Throughout the year Carl Heneghan, professor of evidence-based medicine at Oxford, and Simon Clarke, associate professor of cellular microbiology at Reading, have written for The Spectator about the virus and the government’s measures to contain it. They have had very different outlooks, but can they agree about what will happen next? They start by looking back at their early predictions.
CLARKE: During the first wave I said: don’t lock down too quickly because there will be a cost. People won’t like it. But if we had acted sooner, perhaps we wouldn’t have been locked down for quite so long and the death toll probably wouldn’t have been so high. I might also have changed my early resistance to masks, though I still don’t think they’re all that great at stopping transmission in either direction. The decisions to change policy were made by politicians. It first happened in Scotland where Nicola Sturgeon stood up and said she thought that they were needed. Then Boris Johnson said he thought that there was evidence for their effectiveness. I’ve yet to see that evidence. I’m not entirely sure that I’ve been convinced. But that ship has sailed, in many respects.
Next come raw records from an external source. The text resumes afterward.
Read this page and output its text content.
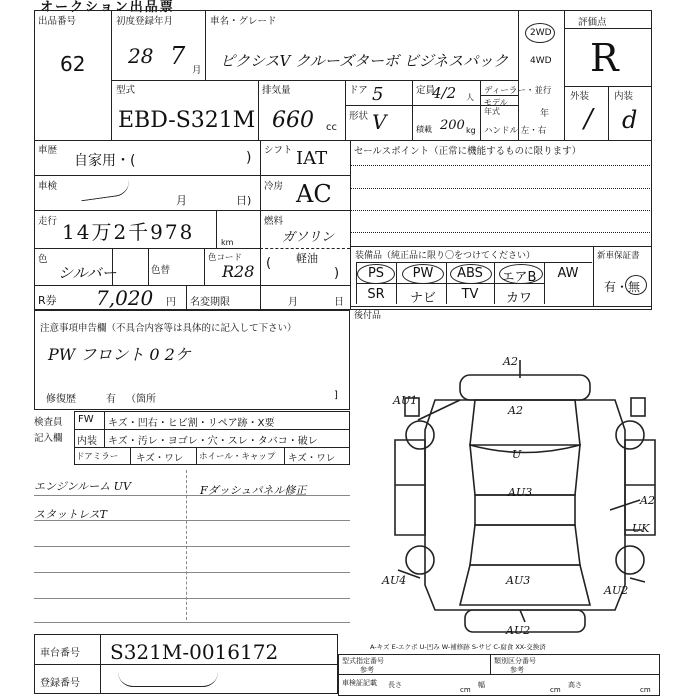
オークション出品票
出品番号
62
初度登録年月
28 7
月
車名・グレード
ピクシスV クルーズターボ ビジネスパック
2WD
4WD
評価点
R
外装	内装
/ d
型式
EBD-S321M
排気量
660 cc
ドア 5
形状 V
定員
4/2 人
積載 200 kg
ディーラー・並行
モデル年式	年
ハンドル 左・右
車歴
自家用・(	) シフト IAT
車検
月	日)
冷房 AC
走行 14万2千978	km
燃料
ガソリン
( 軽油
)
色
シルバー	色替
色コード
R28
R券 7,020 円 名変期限	月	日
セールスポイント（正常に機能するものに限ります）
装備品（純正品に限り〇をつけてください）
PS	PW	ABS	エアB	AW
SR	ナビ	TV	カワ
新車保証書
有・無
後付品
注意事項申告欄（不具合内容等は具体的に記入して下さい）
PW フロント 0 2ケ
修復歴	有 （箇所	]
検査員
記入欄
FW キズ・凹右・ヒビ割・リペア跡・X要
内装 キズ・汚レ・ヨゴレ・穴・スレ・タバコ・破レ
ドアミラー キズ・ワレ ホイール・キャップ キズ・ワレ
エンジンルーム UV
スタットレスT
Fダッシュパネル修正
A2
AU1
A2
U
AU3
A2
UK
AU4	AU3
AU2
AU2
A-キズ E-エクボ U-凹み W-補修跡 S-サビ C-腐食 XX-交換済
車台番号 S321M-0016172
登録番号
型式指定番号
参考
類別区分番号
参考
車検証記載 長さ
cm
幅
cm
高さ
cm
HENEGHAN: The thing that surprised me is we’re now at the end of December and we’re still in restrictive measures. I thought that somehow by the middle of summer we’d be returning to normal. But testing showed throughout summer that this pathogen has become endemic. It is out there and is going to stay out there. The idea that you remove it and have ‘zero Covid’ has now been put to bed: you can’t turn off the tap and make viruses disappear. The question is: when does it start being seen as a seasonal pathogen rather than a pandemic? That’s a really important question and there are two ways to deal with that: either the population builds up immunity through continued infection, or with a vaccine that confers immunity.